A handful of press releases and items in the Institute’s internal newsletter were published in the early 1970s, reporting on a promising scientific innovation developed by Sela, Arnon and their colleagues, who had ‘found that a synthetic polypeptide, which they call Copolymer-1, is apparently capable of suppressing EAE in guinea pigs, rabbits, and rhesus monkeys, but will not cause EAE in these species’. 5 The publications were released in the context of reports on research grants awarded to the scientists, and their presentations in scientific conferences. In this period, the publications referred to the nature of the invention as a scientific achievement and, accordingly, used terms that focused on the scientific process: ‘[U]sing a sensitive technique to observe the interaction between antibody and liposomes (artificial globules of fat, microscopic in size, to which antibodies may attach), the scientists hope to learn more about immune reactions specific towards protein and lipid (fatty) components of myelin’. 6 The publications also incorporated rhetoric from medical discourse that conveys vague therapeutic potential with a highly impressive aim: ‘suppress the disease’, ‘combating disease’ or ‘implications for treatment’.
Notably, none of the publications in this period mentions that when the scientists realized that they had uncovered a potential therapy for MS, they turned to Yeda, the Institute’s technology transfer company, which in 1971–1972 submitted patent applications for the copolymer in Israel and abroad. Although Yeda was established in 1959, its main area of activity in this period was the production of laboratory research materials, instruments and research contracts with industry. IP protection was a relatively minor activity.
7
As discussed above, during this time period, the patenting of research results was not an accepted norm among Institute scientists. One rationale for avoiding patenting stemmed from the view that the mission of universities was to create knowledge for the public good. Another common concern was the implication for personal scientific reputation.
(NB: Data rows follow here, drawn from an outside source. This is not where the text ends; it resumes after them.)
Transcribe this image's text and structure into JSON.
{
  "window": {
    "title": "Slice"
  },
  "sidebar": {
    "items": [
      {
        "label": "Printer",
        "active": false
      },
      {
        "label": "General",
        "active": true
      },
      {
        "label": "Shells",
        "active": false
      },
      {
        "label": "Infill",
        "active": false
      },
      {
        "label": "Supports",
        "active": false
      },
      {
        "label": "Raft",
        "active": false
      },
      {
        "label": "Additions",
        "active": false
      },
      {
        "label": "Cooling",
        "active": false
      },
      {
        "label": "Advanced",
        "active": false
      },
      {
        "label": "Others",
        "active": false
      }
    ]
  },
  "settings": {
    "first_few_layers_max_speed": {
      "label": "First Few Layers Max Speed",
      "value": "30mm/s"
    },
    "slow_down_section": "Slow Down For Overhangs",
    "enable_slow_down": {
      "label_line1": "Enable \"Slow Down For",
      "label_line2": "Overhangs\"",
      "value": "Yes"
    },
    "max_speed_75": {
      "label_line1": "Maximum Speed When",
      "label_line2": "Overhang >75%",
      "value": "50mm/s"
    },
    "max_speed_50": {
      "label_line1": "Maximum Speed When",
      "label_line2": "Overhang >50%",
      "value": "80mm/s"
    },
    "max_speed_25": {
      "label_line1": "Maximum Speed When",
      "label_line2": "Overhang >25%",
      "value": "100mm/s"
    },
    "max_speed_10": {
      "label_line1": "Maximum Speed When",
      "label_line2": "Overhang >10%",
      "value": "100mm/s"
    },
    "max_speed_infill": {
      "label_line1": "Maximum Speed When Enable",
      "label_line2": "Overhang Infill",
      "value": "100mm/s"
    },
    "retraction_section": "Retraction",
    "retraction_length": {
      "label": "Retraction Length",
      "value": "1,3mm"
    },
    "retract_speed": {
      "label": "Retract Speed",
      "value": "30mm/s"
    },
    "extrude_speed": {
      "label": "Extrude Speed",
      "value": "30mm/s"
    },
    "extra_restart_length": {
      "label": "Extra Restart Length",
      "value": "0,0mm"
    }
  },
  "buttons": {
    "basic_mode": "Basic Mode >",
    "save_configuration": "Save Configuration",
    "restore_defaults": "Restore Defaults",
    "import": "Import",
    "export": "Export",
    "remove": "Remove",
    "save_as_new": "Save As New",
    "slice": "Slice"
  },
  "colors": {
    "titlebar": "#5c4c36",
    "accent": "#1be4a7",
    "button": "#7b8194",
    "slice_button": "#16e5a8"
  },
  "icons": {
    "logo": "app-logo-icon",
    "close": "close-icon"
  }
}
Describing the atmosphere at the Institute in the early 1970s, Sylvia Flowers, who was the secretary of the Institute’s President in the years 1967–1970 (Flowers, 1975: 238, 243), wrote in her dissertation, As long as external research grants were assured, no great enthusiasm for the scheme was shown by the scientists, and Yeda has never proved to be the hoped-for panacea for Institute financial ills nor has it been instrumental in integrating the scientists more fully in the technological, industrial and pharmacological scene. Their interest has not been engaged, neither has their insularity been breached …. Intellectual snobbery may be an acknowledged factor in the patent disinterest shown.
Yet, in the 1970s, Sela was an eminent scientist who held major scientific awards 8 and did not have to worry that patenting might compromise his scientific reputation. He also served then as the Institute’s Vice President and was exempt from asking for approval for patenting. His actions would have fit the early institutionalism of technology transfer in Stanford University as described by Colyvas and Powell (2006): Highly prestigious scientists were among the first to engage in technology transfer, thus according it higher legitimacy among their colleagues. In this sense, Sela and Arnon can be considered ‘Engaged Traditionalists’, on the terminology of Owen-Smith and Powell (2001: 13): ‘While sharing the academic exceptionalism of the old school, these scientists take the individualist view that personal commitments to academic values enable scientists to reap largely separate benefits from commercial and academic endeavors’.
Period 2: Clinical trials, 1977–1987
Clinical trials for an Institute-developed material which may someday be helpful in arresting the progression of crippling MS are now underway. … Initial tests on MS patients have been carried out in Hadassah. … The expanded trials are designed to provide more definite answers concerning the possible clinical applicability of the treatment.
9
By the mid-1970s, the scientists had developed Copolymer-1 to the furthest extent possible within the constraints of the Institute, including carrying out animal toxicology experiments, and began to seek out physicians or pharmaceutical companies that would conduct clinical trials.
Preliminary clinical trials were held at Hadassah Medical School, and were conducted by Dr. Oded Abramsky, who was a doctoral student of Arnon’s. Copolymer-1 was first administered to four patients with advanced MS. The patients showed no improvement in their condition, but there were also no side-effects. The scientists began to look for a clinician who would be able to perform further clinical trials in patients with less severe conditions. Arnon succeeded in persuading two neurologists to do so, Dr. Helmut J. Bauer in Gottingen and Dr. Murray B. Bornstein of the Albert Einstein College of Medicine in New York. Bauer conducted an open-label trial (with no control group) that mainly confirmed the safety of the treatment (Arnon, 1996: 5–8).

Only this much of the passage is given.